The technical assessor should clearly understand the areas/activities to be assessed. He must review the laboratory’s documented system to verify compliance with the standard requirements and related accreditation agency criteria. He should verify that the documented procedures, work instructions, test methods, records are indeed implemented and effective, as described and record observations in appropriate form. All nonconformities must be identified and reported.
The technical expert must be experienced in specific laboratory fields such as laboratory immunology, molecular diagnostics and toxicology. He should not necessarily know the standard although very often the expert is the technical assessor, too.
The potential assessor (observer) will be assigned to accompany a lead assessor and technical assessor(s) as per the provided schedule. He shall be guided by the lead assessor and the technical assessor(s).
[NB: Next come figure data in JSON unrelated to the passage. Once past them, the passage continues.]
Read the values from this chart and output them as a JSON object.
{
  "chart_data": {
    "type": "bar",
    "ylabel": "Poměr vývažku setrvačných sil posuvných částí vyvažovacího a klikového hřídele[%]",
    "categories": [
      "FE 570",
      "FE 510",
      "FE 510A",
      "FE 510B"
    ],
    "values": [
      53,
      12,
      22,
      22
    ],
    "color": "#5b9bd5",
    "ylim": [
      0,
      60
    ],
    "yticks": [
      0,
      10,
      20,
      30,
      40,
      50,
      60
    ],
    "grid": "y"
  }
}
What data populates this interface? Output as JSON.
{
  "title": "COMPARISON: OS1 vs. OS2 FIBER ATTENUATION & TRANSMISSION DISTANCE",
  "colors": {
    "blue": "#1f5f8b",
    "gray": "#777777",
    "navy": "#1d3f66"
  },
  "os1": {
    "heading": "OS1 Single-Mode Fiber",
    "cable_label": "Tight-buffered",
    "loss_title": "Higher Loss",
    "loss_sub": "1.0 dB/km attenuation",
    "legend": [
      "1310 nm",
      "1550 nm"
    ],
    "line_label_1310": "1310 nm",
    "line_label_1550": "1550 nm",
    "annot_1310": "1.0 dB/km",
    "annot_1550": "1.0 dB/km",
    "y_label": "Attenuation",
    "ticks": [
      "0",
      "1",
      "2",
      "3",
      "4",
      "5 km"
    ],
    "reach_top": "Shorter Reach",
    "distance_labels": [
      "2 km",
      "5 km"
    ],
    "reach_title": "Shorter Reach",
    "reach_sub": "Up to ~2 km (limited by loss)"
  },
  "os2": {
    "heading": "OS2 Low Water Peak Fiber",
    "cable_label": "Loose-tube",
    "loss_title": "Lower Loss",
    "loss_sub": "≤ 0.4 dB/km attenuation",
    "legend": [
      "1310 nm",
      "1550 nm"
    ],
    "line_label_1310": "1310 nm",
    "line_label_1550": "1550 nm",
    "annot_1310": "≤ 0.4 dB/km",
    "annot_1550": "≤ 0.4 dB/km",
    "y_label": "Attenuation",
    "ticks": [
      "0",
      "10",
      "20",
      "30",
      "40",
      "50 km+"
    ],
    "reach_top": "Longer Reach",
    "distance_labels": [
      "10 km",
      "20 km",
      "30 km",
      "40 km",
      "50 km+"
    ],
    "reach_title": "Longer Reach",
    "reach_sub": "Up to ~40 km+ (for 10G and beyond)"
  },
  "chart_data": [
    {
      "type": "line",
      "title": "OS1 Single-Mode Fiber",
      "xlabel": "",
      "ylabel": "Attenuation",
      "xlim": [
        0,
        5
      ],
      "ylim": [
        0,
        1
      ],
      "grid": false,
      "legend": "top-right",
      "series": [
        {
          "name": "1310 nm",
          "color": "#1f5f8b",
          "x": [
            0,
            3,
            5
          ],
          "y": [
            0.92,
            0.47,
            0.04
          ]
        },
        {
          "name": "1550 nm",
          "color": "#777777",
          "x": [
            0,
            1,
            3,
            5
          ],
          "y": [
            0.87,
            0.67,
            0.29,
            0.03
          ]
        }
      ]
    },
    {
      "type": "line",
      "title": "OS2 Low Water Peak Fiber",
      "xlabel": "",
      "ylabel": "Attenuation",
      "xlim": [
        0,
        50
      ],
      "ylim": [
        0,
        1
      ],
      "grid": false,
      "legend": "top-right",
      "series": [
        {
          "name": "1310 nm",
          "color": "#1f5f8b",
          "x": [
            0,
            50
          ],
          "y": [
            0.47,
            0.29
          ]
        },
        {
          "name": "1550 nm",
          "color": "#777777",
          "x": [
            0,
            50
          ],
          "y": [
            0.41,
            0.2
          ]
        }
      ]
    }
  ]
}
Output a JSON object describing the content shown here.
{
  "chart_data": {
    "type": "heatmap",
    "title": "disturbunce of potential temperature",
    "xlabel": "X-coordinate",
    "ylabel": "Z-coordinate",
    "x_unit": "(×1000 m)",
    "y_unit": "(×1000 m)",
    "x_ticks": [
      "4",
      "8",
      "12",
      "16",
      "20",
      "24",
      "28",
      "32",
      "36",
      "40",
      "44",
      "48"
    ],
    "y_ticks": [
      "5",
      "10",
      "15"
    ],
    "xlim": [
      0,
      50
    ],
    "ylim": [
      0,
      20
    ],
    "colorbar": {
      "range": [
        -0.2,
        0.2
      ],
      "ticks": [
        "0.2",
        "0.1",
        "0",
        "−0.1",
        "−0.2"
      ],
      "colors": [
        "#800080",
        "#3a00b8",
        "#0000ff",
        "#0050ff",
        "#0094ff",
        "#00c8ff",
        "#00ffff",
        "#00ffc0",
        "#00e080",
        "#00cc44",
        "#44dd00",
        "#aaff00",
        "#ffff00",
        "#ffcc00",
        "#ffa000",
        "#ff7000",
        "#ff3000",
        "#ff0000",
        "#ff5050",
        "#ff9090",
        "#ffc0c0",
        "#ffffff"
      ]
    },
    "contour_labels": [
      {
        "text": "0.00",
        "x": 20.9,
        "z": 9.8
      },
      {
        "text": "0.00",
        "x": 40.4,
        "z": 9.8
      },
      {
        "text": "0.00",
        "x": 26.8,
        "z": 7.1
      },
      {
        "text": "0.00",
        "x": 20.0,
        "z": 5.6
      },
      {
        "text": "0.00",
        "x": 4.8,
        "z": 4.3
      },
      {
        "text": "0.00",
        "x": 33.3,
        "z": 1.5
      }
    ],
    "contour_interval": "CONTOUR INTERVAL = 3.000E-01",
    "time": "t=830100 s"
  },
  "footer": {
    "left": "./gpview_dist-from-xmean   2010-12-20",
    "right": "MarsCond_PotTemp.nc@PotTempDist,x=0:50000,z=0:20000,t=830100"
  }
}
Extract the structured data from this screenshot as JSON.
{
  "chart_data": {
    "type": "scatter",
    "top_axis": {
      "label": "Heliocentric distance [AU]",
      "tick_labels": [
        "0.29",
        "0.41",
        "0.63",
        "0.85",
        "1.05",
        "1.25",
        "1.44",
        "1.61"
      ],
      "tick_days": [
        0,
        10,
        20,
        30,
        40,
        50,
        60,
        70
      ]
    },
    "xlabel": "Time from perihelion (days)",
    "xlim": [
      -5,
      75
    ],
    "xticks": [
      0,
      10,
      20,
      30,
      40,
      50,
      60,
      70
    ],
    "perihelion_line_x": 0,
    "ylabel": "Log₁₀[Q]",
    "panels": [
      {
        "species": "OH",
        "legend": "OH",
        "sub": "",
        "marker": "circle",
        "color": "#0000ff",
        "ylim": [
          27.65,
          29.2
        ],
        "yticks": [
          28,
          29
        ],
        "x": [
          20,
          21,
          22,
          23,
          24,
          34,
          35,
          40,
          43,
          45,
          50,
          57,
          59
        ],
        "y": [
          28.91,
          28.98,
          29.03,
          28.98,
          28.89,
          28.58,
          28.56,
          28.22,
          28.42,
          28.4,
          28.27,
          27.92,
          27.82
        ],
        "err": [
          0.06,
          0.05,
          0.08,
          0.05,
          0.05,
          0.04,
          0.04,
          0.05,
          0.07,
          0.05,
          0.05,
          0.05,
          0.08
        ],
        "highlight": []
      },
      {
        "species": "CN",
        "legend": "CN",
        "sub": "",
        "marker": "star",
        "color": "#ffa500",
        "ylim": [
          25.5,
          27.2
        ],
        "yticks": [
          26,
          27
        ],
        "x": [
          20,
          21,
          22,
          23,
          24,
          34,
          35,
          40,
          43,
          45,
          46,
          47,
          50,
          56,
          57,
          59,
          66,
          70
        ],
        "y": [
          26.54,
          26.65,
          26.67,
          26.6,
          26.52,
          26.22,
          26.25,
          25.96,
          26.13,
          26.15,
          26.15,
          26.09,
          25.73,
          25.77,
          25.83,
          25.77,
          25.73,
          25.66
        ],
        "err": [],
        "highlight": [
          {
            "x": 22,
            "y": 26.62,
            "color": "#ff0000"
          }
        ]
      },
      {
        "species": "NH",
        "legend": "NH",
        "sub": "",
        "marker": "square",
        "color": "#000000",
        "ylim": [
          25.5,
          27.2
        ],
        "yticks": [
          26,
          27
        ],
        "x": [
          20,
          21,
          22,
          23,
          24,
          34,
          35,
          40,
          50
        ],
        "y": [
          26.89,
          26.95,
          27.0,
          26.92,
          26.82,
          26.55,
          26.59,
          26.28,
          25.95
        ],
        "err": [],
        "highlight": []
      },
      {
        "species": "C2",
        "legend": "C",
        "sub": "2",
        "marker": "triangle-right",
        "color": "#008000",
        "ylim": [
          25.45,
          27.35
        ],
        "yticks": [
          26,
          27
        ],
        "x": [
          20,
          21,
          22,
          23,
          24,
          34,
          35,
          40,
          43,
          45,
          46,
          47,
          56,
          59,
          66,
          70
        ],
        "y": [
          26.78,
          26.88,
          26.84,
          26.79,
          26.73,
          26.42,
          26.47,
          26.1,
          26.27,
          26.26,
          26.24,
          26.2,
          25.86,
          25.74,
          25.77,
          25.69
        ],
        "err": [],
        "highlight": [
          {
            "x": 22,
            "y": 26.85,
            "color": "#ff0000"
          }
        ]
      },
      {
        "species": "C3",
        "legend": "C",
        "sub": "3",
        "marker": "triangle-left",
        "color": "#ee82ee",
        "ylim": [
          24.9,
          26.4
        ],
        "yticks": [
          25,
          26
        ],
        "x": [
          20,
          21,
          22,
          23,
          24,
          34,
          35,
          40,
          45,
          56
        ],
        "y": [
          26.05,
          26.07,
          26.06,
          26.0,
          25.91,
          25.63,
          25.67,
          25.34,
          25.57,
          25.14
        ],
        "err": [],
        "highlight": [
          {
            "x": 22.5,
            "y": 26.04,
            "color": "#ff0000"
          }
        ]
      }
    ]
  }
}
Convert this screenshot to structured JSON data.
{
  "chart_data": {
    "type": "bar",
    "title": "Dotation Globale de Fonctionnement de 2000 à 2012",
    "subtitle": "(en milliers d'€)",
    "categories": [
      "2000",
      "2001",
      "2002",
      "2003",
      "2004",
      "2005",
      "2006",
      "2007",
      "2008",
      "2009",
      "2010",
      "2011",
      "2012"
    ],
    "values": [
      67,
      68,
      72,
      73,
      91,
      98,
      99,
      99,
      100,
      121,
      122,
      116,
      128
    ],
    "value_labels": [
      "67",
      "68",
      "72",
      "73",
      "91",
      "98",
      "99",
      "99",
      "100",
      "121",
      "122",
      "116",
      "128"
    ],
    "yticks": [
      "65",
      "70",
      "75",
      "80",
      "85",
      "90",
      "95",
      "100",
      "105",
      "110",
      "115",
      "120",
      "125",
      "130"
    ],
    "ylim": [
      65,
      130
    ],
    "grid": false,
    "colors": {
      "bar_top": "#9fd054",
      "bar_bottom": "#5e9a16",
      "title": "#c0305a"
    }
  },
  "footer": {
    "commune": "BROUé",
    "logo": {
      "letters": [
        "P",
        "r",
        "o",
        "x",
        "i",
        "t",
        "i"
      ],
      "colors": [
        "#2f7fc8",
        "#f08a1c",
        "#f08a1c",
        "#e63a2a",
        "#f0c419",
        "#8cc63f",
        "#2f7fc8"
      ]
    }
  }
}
He is not required to submit any report; however, his form may be submitted to the lead assessor.
Besides professional knowledge the assessor should possess specific skills: communication, realistic situation assessment, the proper use of available time, facts-based making conclusions, overcoming possible interference with the responses. It has been expected from the assessor to overcome possible interference with giving answers and presentation of documents he didnt request, and to react appropriately in case of conflicts and reconciling possible indistinctness. The assessor must raise clear and unambiguous questions, such as: how, where, who, show. The Scope of Accreditation to be granted to the Laboratory must be checked thoroughly with necessary recommendations. Any deletions or alterations in the scope must be clearly brought out and signed by both the laboratory representative and the assessor.